AT THE Rhode Island Hospital emergency room, the staff understands about cyanide poisoning from smoke, said Gibbs. The staff knows about the toxic fumes that develop from plastics in fires.


Yet, it’s a tricky diagnosis. Cyanide gets into the blood and binds with oxygen, preventing the body’s cells from absorbing oxygen and effectively suffocating the body, especially the central nervous system.


Results from the cyanide tests take 1 1/2 to 2 hours — too long when someone’s health is rapidly deteriorating. So, Gibbs said, the medical staff relies on other factors: observation, the patient’s symptoms, tests for blood gases, and knowing whether the person has been in a fire. The results of the test are used to confirm the diagnosis, he said.


Even after the antidote, survivors can have long-term effects from damage to their nervous system, Gibbs said.


LAST SUNDAY afternoon, Baker opened his eyes for the first time since his cardiac arrest.
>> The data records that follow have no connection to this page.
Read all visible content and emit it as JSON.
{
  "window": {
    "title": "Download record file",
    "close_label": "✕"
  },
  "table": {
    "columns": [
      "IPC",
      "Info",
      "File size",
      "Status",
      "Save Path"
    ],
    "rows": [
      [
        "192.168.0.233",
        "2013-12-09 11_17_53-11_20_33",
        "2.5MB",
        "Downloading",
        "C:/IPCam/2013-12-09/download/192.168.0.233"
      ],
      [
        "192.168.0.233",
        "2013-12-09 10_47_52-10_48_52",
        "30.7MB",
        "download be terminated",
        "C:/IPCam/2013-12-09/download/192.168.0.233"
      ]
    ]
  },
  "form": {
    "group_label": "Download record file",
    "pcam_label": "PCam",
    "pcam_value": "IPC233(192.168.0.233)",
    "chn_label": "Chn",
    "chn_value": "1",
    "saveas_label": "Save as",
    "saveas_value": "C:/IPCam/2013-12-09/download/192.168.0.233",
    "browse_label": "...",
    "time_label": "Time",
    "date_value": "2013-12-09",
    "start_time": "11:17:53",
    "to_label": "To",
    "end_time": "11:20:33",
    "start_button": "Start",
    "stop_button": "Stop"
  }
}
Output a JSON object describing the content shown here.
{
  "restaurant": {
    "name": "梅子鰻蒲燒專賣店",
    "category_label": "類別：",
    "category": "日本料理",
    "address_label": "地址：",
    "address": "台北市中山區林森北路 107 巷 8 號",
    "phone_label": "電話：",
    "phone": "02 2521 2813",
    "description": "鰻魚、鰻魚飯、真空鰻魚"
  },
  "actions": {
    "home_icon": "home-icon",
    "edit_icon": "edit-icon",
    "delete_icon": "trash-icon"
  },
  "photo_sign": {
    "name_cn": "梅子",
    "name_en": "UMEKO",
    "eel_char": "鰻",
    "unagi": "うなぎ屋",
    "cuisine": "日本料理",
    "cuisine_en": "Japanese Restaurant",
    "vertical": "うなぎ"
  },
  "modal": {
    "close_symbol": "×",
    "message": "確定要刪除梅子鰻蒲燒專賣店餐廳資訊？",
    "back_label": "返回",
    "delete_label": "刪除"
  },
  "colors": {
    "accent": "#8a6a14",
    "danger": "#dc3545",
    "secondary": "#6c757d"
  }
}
He recognized his wife and their two children, and began crying.


He’s been visited daily by his family, the other firefighters, Chief Costa, and Mayor David N. Cicilline. He speaks, although his mind is unclear, Mrs. Baker said.


On Friday, he was moved from Rhode Island Hospital to a rehabilitation unit at Memorial Hospital of Rhode Island in Pawtucket, where his family lives, according to union president Paul A. Doughty.


The long-term effects from the cyanide poisoning are still unknown. So, Mrs. Baker thinks about how her husband bowled a perfect game with his league, the Starlighters, just recently. How he organized the motorcycle torch run for the Special Olympics every year. How he’d recently tuned up his Harley Davidson for summer riding.


All the family can do is wait, and hope, said Mrs. Baker.


“I tell him I love him, and he says he loves me back,” she said. “So, I know he’s getting better.”